Затон, заставленный буксирами, брандвахтами и пассажирскими судами, освещало багровое закатное солнце. Пустые дымовые трубы чернели как на пепелище. Тянулась к небу стрела землечерпалки. Колодезными журавлями торчали вдоль берега оцепы – самодельные подъёмные краны. Возле судоямы с поднятым путейским пароходом застыли на огромных воробах два снятых гребных колеса без плиц. В краснокирпичных мастерских на дамбе звенели молотки кузнецов. Над водой, над судами и над вербами носились и верещали стрижи. Жизнь тихо текла сквозь проклятый богом восемнадцатый год.

07

Подворье Белогорского монастыря окружал бревенчатый, как в Сибири, заплот. За ним находились четыре больших деревянных дома на каменных подклетах, сад, разные службы и церковка Иоанна Златоуста с куполом и шатровой колокольней. Церковка была обшита тёсом и побелена. Весь город знал, что монахи на подворье укрывают офицеров, которые пробираются на юг – в Челябу к восставшим белочехам и в Тургайские степи к атаману Дутову.

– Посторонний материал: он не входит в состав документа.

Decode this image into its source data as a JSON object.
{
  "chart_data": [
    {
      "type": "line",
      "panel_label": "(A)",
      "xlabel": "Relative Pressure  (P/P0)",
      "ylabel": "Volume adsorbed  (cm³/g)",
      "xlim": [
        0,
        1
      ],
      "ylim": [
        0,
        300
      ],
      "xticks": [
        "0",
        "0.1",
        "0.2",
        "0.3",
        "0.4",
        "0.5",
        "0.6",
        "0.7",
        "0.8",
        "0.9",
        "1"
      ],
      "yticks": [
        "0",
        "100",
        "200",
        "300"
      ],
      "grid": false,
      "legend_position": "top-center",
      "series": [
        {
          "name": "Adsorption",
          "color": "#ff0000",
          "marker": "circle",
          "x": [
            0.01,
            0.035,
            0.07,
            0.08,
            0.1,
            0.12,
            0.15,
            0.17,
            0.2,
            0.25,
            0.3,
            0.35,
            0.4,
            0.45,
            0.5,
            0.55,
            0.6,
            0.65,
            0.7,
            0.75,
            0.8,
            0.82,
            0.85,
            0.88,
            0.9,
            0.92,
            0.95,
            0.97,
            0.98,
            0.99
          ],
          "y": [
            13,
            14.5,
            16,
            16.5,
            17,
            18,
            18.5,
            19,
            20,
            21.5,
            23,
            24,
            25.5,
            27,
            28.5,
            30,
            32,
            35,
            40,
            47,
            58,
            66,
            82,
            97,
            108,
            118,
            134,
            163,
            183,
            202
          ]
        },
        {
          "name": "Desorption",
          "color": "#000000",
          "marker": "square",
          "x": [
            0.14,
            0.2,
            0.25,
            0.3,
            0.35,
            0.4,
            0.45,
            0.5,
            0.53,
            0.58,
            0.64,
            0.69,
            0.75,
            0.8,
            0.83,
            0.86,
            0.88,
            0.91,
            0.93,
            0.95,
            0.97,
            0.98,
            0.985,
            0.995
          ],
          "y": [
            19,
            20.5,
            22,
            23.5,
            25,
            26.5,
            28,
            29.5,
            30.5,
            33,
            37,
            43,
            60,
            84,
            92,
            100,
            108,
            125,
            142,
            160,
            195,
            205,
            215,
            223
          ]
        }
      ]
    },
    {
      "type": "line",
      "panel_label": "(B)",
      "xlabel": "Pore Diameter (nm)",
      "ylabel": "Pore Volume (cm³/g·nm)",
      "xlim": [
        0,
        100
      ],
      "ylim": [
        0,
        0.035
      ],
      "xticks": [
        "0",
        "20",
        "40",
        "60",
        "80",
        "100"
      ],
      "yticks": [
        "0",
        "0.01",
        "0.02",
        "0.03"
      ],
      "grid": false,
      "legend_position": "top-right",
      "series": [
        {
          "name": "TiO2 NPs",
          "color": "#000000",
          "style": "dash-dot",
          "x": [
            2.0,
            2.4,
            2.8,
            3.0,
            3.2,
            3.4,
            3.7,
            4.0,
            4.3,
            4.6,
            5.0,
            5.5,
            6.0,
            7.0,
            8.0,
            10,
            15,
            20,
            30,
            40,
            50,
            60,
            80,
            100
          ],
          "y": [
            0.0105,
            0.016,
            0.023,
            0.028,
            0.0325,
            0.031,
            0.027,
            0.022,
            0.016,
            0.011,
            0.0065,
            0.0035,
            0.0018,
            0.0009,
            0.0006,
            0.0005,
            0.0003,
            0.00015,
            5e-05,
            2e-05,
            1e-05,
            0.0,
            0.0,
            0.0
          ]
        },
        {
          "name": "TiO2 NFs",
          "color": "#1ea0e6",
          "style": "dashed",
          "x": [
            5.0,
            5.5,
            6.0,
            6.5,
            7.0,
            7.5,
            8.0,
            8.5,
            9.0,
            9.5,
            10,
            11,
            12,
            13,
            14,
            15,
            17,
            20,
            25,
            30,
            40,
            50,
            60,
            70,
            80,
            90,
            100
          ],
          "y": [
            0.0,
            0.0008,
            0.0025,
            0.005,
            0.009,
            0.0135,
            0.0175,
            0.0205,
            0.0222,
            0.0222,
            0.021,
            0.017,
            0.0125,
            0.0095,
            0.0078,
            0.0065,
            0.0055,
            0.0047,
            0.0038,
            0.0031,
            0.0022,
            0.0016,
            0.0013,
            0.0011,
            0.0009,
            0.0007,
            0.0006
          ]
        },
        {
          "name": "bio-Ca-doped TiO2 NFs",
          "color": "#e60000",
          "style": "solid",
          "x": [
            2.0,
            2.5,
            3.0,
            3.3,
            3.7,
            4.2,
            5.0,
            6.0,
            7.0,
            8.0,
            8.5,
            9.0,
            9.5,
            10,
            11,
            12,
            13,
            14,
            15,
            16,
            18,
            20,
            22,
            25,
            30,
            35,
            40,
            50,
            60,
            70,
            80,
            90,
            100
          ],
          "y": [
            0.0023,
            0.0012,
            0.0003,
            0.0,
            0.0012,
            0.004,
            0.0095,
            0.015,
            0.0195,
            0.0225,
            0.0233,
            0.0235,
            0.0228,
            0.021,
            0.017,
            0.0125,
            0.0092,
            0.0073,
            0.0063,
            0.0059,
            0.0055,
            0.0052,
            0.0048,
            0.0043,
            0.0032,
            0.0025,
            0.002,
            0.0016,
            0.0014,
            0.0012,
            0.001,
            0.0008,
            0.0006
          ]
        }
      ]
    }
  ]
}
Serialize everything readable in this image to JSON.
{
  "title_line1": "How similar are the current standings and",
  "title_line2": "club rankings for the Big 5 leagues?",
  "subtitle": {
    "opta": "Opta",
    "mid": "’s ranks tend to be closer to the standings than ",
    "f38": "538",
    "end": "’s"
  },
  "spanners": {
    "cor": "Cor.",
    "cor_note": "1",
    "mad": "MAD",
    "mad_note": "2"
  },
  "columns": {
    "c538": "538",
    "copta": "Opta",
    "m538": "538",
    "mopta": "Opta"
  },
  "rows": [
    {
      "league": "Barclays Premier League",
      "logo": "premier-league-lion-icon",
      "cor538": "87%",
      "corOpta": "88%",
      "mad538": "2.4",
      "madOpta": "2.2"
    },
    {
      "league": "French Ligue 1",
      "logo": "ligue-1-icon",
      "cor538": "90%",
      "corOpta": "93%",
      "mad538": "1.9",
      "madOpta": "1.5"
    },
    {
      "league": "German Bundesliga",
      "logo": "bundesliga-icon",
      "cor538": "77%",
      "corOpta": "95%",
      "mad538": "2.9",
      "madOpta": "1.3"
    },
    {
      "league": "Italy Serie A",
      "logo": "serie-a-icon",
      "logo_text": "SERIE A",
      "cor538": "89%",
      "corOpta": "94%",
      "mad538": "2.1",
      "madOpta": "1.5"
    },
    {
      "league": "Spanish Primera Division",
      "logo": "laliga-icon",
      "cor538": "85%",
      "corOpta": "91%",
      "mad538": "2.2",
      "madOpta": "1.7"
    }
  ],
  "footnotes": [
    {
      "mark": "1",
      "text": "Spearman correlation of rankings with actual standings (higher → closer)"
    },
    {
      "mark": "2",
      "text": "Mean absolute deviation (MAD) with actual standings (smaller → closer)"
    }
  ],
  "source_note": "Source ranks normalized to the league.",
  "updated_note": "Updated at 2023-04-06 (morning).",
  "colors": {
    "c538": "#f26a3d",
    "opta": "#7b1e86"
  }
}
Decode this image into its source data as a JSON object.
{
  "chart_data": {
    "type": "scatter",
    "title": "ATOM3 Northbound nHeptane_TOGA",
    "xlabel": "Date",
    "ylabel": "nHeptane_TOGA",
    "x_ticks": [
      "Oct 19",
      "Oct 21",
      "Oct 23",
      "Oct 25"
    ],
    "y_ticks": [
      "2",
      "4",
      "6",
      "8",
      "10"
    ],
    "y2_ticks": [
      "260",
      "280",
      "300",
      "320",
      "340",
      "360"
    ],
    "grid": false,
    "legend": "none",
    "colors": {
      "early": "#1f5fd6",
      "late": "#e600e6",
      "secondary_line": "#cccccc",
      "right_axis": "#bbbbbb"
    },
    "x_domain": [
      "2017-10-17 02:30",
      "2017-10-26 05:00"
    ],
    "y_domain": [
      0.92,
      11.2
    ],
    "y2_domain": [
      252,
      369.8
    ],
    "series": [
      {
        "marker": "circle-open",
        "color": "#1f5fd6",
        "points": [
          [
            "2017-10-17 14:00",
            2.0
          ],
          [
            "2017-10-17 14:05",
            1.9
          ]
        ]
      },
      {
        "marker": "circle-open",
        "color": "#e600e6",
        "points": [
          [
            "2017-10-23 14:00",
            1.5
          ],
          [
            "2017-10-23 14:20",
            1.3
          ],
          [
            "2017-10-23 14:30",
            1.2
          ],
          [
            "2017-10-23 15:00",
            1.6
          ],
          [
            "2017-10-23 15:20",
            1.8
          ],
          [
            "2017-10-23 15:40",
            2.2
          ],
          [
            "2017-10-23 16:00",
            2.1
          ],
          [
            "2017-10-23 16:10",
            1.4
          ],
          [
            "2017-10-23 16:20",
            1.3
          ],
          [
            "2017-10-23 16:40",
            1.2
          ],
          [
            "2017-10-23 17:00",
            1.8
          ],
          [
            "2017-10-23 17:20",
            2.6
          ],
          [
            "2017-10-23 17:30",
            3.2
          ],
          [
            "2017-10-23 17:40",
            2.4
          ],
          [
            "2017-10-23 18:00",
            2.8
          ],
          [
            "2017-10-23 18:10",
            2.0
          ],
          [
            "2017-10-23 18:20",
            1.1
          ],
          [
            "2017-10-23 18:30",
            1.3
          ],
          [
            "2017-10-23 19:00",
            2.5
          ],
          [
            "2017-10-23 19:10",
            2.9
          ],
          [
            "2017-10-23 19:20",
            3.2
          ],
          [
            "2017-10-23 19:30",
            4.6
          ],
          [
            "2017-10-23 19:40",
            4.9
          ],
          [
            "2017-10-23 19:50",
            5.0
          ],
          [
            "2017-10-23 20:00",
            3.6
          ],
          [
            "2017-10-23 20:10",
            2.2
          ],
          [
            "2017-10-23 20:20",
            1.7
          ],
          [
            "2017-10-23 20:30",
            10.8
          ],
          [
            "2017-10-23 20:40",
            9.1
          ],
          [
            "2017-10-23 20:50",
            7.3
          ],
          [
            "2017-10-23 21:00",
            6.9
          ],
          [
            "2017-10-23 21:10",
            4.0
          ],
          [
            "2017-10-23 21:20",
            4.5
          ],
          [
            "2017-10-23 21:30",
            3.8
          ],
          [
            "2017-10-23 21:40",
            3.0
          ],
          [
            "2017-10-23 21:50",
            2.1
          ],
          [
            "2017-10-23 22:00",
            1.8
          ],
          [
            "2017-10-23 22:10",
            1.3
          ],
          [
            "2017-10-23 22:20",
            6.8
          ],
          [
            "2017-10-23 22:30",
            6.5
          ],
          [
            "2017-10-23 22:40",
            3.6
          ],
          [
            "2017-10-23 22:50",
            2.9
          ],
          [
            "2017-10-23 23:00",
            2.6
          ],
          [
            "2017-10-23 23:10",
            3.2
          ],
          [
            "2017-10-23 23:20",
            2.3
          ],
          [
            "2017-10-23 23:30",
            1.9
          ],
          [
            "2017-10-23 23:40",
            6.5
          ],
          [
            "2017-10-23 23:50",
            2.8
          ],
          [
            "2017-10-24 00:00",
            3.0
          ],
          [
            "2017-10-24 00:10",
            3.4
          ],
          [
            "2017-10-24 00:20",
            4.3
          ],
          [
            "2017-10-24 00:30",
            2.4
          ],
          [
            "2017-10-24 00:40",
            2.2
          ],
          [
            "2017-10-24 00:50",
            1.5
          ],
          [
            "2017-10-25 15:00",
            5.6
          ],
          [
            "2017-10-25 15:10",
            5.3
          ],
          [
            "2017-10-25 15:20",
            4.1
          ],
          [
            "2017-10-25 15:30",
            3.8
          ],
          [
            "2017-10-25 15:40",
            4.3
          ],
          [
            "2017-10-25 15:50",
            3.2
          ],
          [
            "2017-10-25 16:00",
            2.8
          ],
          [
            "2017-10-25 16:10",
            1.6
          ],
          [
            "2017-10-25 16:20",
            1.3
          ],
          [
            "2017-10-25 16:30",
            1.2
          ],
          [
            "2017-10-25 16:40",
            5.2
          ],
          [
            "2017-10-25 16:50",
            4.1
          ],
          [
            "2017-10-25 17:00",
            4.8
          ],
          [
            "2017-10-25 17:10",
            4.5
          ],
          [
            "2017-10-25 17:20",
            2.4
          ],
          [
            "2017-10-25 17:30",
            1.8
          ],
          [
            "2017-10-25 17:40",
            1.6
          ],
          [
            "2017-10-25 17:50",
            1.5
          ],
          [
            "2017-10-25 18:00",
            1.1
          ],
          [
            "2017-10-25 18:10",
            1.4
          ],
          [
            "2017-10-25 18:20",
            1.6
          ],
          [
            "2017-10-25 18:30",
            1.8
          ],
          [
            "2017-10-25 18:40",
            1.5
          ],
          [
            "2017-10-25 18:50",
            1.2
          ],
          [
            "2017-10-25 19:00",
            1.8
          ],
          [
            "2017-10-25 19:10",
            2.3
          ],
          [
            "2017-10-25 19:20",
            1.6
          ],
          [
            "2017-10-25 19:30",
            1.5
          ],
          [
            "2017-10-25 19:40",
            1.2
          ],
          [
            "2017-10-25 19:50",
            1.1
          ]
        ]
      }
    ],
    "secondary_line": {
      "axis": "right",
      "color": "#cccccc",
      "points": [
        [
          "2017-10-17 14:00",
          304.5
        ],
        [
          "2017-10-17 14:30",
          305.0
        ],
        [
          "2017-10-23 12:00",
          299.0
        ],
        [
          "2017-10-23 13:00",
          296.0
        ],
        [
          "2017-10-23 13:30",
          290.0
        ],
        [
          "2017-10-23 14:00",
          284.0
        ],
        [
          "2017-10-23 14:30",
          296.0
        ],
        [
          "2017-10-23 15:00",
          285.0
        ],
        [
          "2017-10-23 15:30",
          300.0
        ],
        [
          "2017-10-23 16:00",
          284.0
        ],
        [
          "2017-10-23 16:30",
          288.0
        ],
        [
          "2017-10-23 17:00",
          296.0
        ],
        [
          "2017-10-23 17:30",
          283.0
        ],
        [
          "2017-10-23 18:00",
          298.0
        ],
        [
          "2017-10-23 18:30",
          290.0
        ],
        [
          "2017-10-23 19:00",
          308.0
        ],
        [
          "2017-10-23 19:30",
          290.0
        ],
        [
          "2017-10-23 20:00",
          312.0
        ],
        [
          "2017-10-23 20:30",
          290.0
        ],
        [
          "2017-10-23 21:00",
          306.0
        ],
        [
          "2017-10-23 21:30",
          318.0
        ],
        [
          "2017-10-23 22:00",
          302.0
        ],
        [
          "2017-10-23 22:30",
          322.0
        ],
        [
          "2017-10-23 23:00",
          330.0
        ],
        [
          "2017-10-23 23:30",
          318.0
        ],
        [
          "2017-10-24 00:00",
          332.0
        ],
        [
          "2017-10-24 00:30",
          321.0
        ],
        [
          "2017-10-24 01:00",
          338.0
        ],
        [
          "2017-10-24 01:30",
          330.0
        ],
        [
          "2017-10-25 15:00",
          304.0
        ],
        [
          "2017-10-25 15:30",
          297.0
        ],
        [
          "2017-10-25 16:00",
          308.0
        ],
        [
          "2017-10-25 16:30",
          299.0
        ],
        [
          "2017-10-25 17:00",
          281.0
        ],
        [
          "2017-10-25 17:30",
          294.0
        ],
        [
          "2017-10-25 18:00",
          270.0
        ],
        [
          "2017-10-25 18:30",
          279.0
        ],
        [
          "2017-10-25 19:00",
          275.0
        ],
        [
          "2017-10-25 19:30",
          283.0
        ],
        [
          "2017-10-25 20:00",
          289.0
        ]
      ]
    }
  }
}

Облаву устроили утром. По Петропавловской улице, переваливаясь как утка, ехал грузный броневик «Остин» с круглой башней и тонкими колёсами; за ним на пролётках – чекисты Малкова. Взрыв динамитной шашки распахнул оба прясла могучих ворот. «Остин» вкатился во двор. Пулемёт из его башни лупил по стенам и резным крылечкам, сыпалось колотое стекло, летели щепки, носились перепуганные куры из курятника. Офицеры выпрыгивали из окон и разбегались кто куда, лезли на заплоты, прятались за поленницами. Чекисты били по ним из револьверов. В подклеты и погреба сразу бросали бомбы.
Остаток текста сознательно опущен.